The Irish Mail on Sunday

Family club out to strike blow against Super League rebels

- From Pete Jenson IN SPAIN

IT has not escaped Villarreal chief executive Fernando Roig’s attention that his club will be the odd one out this week when the two European finals are played. Manchester United, Chelsea and Manchester City are all owned by overseas billionair­es and all backed the failed European Super League (ESL). Villarreal, in contrast, have been owned for the last 24 years by Roig’s father, also called Fernando, a local businessma­n who goes to all the games and hates the idea of an ESL. ‘We’re in a final between three Super League teams,’ says Roig junior just days from the biggest game in the club’s history. Villarreal know if they beat Manchester United they will be in next season’s Champions League. What most offended the club from the town on Spain’s east coast was the idea of having any route to European football’s top table almost entirely blocked by the ESL closed shop.

‘There will always be big clubs and small clubs but access must be kept open,’ he says. ‘It can’t be good for the game to close that off. You lose the essence of football.’ This club have been the surprise package before.

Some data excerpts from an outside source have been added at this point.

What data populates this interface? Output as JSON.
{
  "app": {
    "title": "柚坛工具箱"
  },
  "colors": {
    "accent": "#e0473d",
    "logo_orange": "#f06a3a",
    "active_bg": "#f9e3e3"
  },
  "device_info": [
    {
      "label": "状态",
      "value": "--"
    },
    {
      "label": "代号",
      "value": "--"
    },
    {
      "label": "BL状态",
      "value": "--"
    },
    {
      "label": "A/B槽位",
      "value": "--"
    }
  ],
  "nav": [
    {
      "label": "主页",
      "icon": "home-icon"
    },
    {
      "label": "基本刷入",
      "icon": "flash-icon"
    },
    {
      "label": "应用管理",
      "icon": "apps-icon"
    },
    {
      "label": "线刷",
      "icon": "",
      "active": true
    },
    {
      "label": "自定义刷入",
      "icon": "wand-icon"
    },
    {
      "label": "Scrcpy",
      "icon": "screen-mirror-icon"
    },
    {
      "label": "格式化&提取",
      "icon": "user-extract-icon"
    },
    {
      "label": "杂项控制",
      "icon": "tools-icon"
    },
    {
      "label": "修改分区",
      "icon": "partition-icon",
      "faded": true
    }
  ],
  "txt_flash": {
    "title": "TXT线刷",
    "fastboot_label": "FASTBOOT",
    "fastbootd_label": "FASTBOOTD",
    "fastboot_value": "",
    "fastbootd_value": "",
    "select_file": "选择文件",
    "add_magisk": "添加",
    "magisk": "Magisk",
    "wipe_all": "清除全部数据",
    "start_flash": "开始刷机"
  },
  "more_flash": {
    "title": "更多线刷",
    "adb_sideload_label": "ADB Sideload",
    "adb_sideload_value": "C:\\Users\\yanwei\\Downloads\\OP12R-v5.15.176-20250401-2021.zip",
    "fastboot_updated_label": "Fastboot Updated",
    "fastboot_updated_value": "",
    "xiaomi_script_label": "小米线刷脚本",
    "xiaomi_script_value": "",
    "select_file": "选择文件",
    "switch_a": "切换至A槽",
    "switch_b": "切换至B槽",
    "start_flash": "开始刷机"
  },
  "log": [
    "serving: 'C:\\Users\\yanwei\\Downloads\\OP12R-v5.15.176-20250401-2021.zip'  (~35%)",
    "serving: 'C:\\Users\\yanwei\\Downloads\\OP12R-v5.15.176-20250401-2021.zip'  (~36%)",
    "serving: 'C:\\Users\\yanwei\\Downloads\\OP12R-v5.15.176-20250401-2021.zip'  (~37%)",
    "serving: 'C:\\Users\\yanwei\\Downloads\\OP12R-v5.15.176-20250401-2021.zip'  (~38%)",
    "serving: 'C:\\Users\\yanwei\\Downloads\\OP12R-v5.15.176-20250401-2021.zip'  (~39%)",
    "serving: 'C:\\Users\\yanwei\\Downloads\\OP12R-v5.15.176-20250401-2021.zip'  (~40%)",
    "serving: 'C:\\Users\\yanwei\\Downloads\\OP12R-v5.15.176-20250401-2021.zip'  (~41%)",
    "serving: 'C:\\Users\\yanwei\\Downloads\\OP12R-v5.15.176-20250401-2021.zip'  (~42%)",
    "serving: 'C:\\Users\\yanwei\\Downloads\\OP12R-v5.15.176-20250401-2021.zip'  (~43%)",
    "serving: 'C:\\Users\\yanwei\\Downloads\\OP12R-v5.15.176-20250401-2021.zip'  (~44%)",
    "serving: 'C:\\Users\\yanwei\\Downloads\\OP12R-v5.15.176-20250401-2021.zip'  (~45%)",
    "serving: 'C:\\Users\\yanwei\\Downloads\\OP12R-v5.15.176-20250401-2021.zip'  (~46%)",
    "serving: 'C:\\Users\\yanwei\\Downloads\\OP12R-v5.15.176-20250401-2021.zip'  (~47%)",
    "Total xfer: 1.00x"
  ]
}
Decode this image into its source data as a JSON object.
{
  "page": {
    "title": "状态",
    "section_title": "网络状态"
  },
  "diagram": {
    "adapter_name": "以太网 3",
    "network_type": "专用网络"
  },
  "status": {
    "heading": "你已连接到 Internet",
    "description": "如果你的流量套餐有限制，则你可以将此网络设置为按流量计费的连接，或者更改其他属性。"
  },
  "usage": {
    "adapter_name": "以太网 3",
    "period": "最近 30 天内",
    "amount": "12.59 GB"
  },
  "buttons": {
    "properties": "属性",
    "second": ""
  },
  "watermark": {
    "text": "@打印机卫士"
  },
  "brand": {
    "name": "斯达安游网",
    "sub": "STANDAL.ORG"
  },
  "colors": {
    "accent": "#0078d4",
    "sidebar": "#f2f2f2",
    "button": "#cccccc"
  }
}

In their first season in the Champions League in 2006 they were beaten in the semi-final by Arsenal after Juan Riquelme missed a late penalty. Surely that made beating Arsenal this time to reach their first ever final, against Manchester United, all the sweeter?

‘It would have been the same had we beaten, say, Slavia Prague,’ he says. ‘But then a bit of healthy revenge isn’t a bad thing and they are a big club so there is added prestige.’

They did it with a former Arsenal manager, too. Last season it was Roig junior who took the bold decision to sack coach Javi Calleja after he had got them into Europe, just because there was a chance of hiring Unai Emery.

He has delivered a final and just getting this far is a huge achievemen­t for a club the Roig family built up from almost nothing back in 1997 when Roig senior, a local ceramics magnate, bought it.

‘We had a 3,000 capacity stadium with poor grass and no training ground.

‘Now we are a club with more than 500 members of staff,’ says Roig junior proudly.

‘The town has responded incredibly. The people who go to the games as a percentage of the people who live in Villarreal, if you applied that to Madrid they would need 10 Bernabeus.’

There is still an old breeze-block cabin at the club’s training ground where the lawnmowers are kept — it used to be the dressing room but modern facilities were built around it. It stays there as ‘reminder’ of how things were says Roig.

So what does he make of the Glazer-family style of ownership; largely detached? Would they ever sell to foreign investors?

‘In the very, very, very distant future, I don’t know, but right now we have no intention of selling. We enjoy it too much. We suffer too, but we’re involved, in the good times and the bad.’